Novell Open Enterprise Server 11 (OES 11)
Novell Open Enterprise Server 2015 (OES 2015)
OES's "Novell FTP" has been installed, and the "remote_server" feature has been added to allow FTP users to reach other OES NCP servers in the tree during their FTP session. An FTP client has connected to the FTP server (ServerA) and is accessing a remote server (ServerB). Between ServerA and ServerB is a slow WAN link.
Attempts to transfer files from ServerB to the client might fail. In some cases, the client or server might announce the operation has timed out. The FTP server might also announce that it could not form a connection back to the client's port. For example:
425 Could not open data connection to port 63877: Connection timed out
In theory, this might also happen while trying to obtain a long directory listing.
The easiest solution is usually to configure the FTP client is use passive data transfers, rather than active.
Other likely solutions include:
- Identifying any firewall protecting the FTP client side, and (if possible) configuring it to allow ports opened by Stateful Packet Inspection to remain open longer, before timing out and closing the port.
- Increasing the speed of the WAN link.
- Attempting the transfer when the WAN link is less busy.

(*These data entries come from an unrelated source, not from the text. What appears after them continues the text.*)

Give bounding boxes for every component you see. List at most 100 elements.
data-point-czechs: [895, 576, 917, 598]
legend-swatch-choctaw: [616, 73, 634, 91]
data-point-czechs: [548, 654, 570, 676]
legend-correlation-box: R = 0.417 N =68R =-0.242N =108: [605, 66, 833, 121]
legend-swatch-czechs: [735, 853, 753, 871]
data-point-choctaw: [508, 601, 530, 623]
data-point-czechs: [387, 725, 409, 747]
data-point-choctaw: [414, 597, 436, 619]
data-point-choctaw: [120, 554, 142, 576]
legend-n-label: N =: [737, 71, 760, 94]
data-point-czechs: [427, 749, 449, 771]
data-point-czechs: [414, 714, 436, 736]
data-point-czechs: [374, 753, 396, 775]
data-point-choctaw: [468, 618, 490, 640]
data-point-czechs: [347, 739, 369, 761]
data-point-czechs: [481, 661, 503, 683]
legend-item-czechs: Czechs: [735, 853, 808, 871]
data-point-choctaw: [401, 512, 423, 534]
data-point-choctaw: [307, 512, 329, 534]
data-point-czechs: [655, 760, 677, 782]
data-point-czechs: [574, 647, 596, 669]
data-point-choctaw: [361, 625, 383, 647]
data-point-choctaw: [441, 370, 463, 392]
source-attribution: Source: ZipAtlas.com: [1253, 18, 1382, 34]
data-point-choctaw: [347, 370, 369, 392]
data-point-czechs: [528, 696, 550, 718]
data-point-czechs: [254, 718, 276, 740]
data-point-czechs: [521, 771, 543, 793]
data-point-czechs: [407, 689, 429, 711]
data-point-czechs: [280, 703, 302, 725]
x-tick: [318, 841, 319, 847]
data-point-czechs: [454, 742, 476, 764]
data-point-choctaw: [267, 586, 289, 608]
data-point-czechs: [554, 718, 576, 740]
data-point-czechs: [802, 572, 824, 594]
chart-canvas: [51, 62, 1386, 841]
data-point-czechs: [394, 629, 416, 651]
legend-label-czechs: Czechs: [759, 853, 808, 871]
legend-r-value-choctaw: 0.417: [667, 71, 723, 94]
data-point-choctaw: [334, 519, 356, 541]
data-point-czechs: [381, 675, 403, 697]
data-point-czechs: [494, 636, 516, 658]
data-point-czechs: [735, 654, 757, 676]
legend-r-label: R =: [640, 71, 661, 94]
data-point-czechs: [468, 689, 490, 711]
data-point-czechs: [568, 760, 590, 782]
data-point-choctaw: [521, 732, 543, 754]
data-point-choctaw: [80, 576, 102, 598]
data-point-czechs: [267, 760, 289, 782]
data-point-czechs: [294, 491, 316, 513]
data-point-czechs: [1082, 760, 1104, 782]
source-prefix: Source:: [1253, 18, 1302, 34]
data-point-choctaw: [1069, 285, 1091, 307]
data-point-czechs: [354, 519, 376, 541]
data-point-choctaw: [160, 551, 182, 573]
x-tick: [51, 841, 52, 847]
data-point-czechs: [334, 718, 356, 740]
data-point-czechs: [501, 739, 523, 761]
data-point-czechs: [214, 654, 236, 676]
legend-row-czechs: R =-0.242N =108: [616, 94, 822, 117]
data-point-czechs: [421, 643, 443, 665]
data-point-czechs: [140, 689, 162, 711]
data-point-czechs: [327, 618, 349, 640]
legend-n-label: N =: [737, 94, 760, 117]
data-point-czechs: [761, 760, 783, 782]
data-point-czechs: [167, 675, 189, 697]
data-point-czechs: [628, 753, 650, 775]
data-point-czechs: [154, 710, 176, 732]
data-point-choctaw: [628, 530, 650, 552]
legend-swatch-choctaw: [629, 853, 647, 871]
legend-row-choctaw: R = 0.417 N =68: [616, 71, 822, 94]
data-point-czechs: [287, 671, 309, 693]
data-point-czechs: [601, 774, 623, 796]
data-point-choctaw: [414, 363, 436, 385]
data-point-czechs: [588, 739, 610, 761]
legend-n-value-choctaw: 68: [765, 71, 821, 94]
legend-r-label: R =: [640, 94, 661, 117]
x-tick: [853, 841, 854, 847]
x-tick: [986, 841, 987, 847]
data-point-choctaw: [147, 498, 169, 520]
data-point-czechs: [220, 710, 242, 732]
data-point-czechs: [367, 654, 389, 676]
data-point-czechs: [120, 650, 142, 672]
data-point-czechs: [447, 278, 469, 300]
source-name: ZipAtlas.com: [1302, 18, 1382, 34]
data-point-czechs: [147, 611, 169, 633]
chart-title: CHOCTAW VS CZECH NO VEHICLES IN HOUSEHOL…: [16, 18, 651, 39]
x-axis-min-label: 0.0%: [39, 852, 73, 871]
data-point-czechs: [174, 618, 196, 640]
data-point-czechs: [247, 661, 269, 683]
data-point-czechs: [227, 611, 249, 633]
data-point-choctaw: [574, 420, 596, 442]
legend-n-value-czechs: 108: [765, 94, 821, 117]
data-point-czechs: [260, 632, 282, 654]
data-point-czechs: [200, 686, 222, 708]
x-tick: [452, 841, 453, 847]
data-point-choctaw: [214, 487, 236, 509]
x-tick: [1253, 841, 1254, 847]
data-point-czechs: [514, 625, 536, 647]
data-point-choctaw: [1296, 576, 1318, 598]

- Altering the layout of FTP servers such that the FTP client can connect to an FTP server which is on the same LAN as ServerB. Having a slow link between FTP client and FTP server will cause less problems than a slow link between FTP Server and remote OES NCP server.
Many FTP clients use "active" data connection by default, which means that the client will announce a dynamically chosen port on which it will listen, and then the server must connection to the client in order to transfer data. When asked to provide a file to the client, pure-ftpd (used by Novell FTP) will typically read some of that file before it opens the connection back to the client. If conditions are slow enough or congested enough, it is possible that by the time pure-ftpd attempts to open that connection, the client port may no longer be listening, or a firewall in between (using Stateful Packet Inspection to dynamically open ports for FTP data transfers) may no longer be allowing traffic on the port to pass.
Passive data connections will avoid this particular problem, because they work in the opposite (and more expected) direction. The FTP server (ServerA) will announce a port of its own where it is listening, and the client will connect to it. This avoids the delay period between ServerA reading some of the file from ServerB, and subsequently opening the connection. With passive connections, the client does not wait any significant time before it opens the connection.